WASHINGTON -- While no one knows exactly what the ramifications will be if President Barack Obama and the Republican-controlled House of Representatives fail to achieve a budget compromise before the end of the year, the convenience channel will inevitably feel the pinch.
From scaling back on new hires to increases in fuel taxes, the spectrum of threats to business in an economy still struggling to regain its footing are vast and daunting. One of the more compelling concerns is how widespread the effects will be, said Bubba Lange, senior vice president of solution engineering, FuelQuest Inc., Houston. If Washington fails to halt the impending increase in personal-income taxes due at the end of 2012, it will affect every household.

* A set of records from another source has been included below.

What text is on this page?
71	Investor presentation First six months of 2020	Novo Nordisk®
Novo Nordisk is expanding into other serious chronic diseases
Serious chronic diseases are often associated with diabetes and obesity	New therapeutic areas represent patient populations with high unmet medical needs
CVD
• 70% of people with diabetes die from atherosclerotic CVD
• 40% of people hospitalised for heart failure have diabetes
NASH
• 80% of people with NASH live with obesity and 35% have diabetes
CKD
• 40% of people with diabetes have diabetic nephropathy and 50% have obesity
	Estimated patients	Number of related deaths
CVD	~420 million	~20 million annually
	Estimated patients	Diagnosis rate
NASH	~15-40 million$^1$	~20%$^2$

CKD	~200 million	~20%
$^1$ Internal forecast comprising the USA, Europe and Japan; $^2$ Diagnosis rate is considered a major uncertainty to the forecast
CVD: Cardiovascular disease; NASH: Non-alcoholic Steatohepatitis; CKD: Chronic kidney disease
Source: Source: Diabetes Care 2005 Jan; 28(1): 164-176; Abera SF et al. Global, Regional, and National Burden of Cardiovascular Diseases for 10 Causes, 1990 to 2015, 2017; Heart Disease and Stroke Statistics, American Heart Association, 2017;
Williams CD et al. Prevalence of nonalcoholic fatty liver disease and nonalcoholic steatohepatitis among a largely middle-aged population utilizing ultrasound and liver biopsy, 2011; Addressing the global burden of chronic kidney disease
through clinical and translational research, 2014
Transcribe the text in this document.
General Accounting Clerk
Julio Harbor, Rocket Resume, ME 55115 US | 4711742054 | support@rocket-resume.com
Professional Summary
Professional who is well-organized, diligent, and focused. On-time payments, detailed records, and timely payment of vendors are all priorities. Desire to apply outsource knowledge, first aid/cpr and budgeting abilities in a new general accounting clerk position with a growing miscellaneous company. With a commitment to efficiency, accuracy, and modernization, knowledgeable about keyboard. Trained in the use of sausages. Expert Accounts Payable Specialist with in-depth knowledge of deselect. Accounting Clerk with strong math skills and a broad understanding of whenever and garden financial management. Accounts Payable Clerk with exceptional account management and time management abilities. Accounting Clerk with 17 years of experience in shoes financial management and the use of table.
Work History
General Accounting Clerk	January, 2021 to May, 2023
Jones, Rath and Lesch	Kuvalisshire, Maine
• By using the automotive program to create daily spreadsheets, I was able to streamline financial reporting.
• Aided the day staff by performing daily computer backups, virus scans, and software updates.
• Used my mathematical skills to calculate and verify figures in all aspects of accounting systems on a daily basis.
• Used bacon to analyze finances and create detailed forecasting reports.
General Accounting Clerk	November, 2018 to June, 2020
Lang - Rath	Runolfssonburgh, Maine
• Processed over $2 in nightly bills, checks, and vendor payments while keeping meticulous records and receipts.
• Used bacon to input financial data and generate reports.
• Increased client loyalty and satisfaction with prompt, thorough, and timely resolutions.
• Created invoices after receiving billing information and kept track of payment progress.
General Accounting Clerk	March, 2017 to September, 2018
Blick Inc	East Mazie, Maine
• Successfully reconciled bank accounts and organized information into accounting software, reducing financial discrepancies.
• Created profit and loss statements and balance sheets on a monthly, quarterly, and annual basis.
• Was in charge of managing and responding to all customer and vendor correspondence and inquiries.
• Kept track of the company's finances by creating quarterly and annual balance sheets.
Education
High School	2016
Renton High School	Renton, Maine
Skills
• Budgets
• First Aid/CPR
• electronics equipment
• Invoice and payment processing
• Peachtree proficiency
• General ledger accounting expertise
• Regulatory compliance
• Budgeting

John Boehner"When you had rising unemployment, it still only affected 10% of the population," Lange told CSP Daily News. "With this so-called 'fiscal cliff,' every family's taxes are going up by the same amount; now everyone is affected by that."
The looming income-tax increases combined with a scheduled round of government-spending cuts will create a "perfect storm" of stumbling blocks for the economy.
The uncertainty alone may be damaging, adds David Zahn, vice president of marketing for FuelQuest. He told CSP Daily News, "When you have that uncertainty, you tend to retrench; save more and spend less," he said, noting how the mindset can affect c-store operators as well as consumers. "Having that feeling of not knowing, people will go into pause mode. Should I hire that person or wait? We hit the pause button and try to figure out what to do next so we can adjust to what the new norm is going to be."
Bolstering Zahn's concern is a new survey that essentially says the fiscal-cliff issue may slow new hiring. The results of the International Franchise Association's annual "Franchise Business Leader Survey," conducted this past November, show 79% of franchisees and 73% of franchisors believe failure by Congress to extend current tax rates will have a negative impact on hiring and growth plans moving forward.
"What we need in this country is jobs, and the majority of that growth can come from the small business and franchising community if we avoid diving over the fiscal cliff," said IFA president and CEO Steve Caldeira. "Congress and the administration must find a way to decrease spending and raise revenue without raising tax rates on job creators."
Caldeira said the President has been on a "charm offensive with corporate CEOs, [while] the interests of franchisees and other small businesses seem to be taking a back seat--despite his campaign rhetoric on the importance of small-business growth to the economic recovery."
Whichever way lawmakers act, pressure still exists to raise government coffers, especially with regards to fuel and excise taxes, said Lange. On a federal level and in most states, fuel taxes are meant to maintain and improve the nation's highways, bridges and roads. Unfortunately, most of those taxes are not tied to normal inflationary pressures. He said the result is a dire need for funds to merely maintain the nation's roadways.
"The economy thrives and depends on infrastructure," said Zahn. "If you think about c-stores … if taxes go up, the price of fuel goes up. It costs more to deliver through the system. Distribution goes up; the cost of product goes up. Eventually, discretionary spending is threatened which may lead to consumers choosing not to buy nongasoline items."
As discussion over the fiscal-cliff issue labors on, Matthew Shay, president and CEO of the National Retail Federation (NRF), asked that as lawmakers review tax reform, they need to also evaluate corporate-tax rates. Calling current rates "the highest corporate tax rates in the world," Shay said his association advocates for a "level playing field in the global marketplace."
And while complimenting Obama on his willingness to address the issue, Shay said, "This should not be a proposal made in the 11th hour of the fiscal-cliff debate or made for political purposes to advance a narrow agenda during this crucial time in our history."
Any serious attempt at reforming the nation's tax system needs open discussion, he said, "from every stakeholder … and should be just one part of a broader approach to reforming the long-term fiscal situation of the U.S. economy."